Member of the New Jersey General Assembly from the Somerset County district
- In office 1721–1725 Serving with Thomas Leonard

Chief Justice of the New Jersey Supreme Court
- In office January 2, 1724 – 1728
- Preceded by: William Trent
- Succeeded by: Thomas Farmar
- In office 1729–1738/39
- Preceded by: Thomas Farmar
- Succeeded by: Robert Hunter Morris

Personal details
- Born: Christ Church, Barbados
- Died: c February 1738/39
- Spouse: Sarah Graham
- Children: Robert Lettis, James, Isabella
- Occupation: Merchant

= Robert Lettis Hooper =

American judge

Robert Lettis Hooper or Robert Lettice Hooper (died 1738/39) was a chief justice of the New Jersey Supreme Court.

==Biography==
Robert Lettis Hooper was a son of Daniel Hooper, a native of Barbados.

A merchant in New York City, he subsequently relocated to New Jersey.

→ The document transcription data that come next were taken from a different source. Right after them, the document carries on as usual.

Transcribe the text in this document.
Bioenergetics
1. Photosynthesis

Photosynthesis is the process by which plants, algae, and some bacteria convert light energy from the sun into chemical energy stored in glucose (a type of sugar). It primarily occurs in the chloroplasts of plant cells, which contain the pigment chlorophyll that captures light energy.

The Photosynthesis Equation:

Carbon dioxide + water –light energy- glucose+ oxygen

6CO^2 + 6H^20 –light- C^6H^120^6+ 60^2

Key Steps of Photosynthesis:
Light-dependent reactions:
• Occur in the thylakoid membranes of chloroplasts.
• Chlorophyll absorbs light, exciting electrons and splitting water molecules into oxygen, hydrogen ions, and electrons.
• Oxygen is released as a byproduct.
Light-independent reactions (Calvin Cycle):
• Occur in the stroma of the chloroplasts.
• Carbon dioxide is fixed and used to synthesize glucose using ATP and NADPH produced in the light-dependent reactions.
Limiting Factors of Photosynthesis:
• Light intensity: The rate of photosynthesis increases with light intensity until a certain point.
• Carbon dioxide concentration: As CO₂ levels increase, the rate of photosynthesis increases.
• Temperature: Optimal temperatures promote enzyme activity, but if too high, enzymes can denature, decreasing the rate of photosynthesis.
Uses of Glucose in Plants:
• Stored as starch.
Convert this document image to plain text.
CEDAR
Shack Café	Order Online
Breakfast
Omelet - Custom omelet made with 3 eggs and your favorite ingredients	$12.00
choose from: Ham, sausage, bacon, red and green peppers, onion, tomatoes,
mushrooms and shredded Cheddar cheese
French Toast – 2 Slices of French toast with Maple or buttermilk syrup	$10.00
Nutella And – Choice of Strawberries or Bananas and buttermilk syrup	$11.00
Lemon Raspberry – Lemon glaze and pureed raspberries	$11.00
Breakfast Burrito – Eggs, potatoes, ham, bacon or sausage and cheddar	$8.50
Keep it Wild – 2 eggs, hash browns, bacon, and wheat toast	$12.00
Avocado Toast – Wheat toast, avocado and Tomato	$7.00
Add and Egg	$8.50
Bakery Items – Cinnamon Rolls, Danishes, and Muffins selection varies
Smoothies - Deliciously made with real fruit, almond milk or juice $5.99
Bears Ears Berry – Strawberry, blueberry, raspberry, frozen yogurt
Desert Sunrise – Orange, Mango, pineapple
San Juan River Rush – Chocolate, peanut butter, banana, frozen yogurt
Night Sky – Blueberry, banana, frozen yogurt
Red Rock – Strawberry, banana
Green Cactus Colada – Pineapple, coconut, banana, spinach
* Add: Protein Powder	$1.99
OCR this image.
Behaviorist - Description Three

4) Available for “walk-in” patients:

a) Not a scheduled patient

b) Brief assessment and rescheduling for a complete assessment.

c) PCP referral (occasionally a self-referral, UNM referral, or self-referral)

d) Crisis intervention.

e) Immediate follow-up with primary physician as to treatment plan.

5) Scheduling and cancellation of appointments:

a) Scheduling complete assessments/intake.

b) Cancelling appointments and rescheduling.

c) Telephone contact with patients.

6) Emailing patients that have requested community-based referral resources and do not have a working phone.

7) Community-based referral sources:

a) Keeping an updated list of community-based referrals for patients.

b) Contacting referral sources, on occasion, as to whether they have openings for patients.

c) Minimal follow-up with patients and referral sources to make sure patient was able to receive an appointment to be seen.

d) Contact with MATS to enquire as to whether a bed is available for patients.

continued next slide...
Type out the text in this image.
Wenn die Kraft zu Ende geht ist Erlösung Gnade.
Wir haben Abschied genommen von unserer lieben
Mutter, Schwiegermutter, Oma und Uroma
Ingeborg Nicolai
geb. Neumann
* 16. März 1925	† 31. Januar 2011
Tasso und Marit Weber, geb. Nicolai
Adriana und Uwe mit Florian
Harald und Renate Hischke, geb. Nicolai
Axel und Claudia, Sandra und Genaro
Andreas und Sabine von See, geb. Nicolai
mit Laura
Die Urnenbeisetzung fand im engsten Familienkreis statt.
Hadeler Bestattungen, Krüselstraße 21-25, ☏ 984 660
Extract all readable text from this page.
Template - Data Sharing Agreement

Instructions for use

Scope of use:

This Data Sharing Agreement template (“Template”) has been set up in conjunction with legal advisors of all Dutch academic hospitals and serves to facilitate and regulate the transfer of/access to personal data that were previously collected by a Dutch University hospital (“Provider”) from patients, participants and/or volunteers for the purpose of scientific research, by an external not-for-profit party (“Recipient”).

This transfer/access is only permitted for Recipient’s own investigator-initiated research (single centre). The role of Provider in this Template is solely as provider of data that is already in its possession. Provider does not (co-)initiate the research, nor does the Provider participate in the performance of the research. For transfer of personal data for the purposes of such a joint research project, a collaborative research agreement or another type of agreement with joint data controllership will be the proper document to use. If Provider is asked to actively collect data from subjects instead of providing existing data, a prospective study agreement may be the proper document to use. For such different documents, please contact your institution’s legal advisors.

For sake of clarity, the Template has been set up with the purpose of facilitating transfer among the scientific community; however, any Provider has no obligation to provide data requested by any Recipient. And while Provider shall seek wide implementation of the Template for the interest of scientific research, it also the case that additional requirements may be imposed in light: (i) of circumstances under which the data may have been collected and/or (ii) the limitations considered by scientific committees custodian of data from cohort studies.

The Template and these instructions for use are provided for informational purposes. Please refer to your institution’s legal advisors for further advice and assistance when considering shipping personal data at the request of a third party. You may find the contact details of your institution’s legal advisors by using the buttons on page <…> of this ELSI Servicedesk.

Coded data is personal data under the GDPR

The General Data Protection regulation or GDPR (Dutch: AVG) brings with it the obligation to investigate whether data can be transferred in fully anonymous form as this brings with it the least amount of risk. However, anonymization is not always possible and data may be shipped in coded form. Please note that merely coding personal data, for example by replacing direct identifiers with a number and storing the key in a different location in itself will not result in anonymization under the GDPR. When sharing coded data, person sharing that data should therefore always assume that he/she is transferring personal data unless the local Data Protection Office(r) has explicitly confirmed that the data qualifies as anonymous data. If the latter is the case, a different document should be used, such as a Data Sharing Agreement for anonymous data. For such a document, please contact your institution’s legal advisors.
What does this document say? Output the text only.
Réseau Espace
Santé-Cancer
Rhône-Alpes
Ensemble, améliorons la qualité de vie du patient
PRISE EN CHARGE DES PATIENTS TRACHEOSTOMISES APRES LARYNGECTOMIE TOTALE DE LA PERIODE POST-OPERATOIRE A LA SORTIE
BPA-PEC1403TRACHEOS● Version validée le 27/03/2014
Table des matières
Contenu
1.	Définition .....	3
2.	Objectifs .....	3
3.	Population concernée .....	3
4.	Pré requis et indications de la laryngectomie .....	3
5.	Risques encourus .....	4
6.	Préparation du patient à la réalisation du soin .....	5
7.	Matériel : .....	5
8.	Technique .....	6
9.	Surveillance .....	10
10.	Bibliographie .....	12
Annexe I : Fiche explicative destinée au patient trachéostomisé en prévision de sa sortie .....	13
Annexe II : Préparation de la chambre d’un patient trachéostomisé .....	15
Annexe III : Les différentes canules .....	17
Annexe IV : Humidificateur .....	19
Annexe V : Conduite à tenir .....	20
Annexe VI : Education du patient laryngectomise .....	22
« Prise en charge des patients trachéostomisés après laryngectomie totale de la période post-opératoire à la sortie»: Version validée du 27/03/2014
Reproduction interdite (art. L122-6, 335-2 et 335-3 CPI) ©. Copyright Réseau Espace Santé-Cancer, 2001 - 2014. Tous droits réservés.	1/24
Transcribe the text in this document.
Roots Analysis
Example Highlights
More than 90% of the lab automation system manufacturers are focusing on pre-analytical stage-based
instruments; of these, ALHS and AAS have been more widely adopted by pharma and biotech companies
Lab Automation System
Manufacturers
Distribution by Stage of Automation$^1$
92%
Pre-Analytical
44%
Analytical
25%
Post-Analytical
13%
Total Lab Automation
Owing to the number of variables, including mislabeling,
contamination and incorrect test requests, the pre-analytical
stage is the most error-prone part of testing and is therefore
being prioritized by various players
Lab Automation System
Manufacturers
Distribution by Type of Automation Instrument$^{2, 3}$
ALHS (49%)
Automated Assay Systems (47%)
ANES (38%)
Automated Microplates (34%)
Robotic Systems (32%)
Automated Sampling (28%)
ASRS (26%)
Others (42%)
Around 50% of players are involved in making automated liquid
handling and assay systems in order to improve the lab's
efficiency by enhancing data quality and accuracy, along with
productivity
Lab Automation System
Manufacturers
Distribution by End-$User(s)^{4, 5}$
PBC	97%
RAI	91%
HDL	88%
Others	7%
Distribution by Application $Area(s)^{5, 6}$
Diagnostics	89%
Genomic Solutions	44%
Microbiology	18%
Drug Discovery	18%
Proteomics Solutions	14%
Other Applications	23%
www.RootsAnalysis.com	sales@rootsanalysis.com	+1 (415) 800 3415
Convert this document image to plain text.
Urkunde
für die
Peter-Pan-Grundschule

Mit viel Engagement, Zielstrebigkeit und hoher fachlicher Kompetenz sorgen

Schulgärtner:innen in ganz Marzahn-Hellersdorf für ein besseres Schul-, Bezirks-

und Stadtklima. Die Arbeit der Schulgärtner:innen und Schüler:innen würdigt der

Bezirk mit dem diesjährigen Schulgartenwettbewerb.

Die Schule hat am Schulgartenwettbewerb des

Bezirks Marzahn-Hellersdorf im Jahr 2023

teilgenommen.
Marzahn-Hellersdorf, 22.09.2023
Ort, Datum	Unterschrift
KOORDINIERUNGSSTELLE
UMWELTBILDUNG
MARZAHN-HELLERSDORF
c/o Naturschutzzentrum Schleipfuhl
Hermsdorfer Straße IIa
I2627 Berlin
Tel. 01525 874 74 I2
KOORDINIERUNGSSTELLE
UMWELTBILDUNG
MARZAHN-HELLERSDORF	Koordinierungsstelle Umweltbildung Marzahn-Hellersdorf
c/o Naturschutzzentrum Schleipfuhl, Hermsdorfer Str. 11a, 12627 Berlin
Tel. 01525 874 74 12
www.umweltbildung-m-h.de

He was Warden of St. Peter's Church, Perth Amboy in 1726, and Vestryman from 1734 to 1738.

Robert Lettis Hooper was elected to the eighth New Jersey General Assembly (1721-1725 Legislative Session), representing the Somerset County Constituency. He was commissioned as Chief Justice of the New Jersey Supreme Court on January 1, 1724/5 (O. S.) and took the bench on March 30, 1725. Hooper would serve as Chief Justice until his death, with the exception of a brief interruption in 1728, when Gov. William Burnet had named Thomas Farmar to the post; Hooper was reinstated the following year.

One of the more prominent cases heard by the Hooper Court was Lithgow v. Schuyler in 1734, in which the East New Jersey Proprietors attempt to oust a settler from land in Elizabethtown was defeated by a jury.

On November 16, 1738 he was commissioned of the New Jersey Provincial Council, but would only serve briefly before his death.

Robert Lettis Hooper made his will on January 27, 1738; it was proved February 19, 1738/39.

==Family==
Hooper married Mrs. Sarah Graham in 1701 in New York. They had three children including Robert Lettis, James and Isabella. A grandson, Robert Lettis Hooper, Jr., would serve the Patriot cause in the American Revolutionary War, and would serve as Vice President of the New Jersey Legislative Council.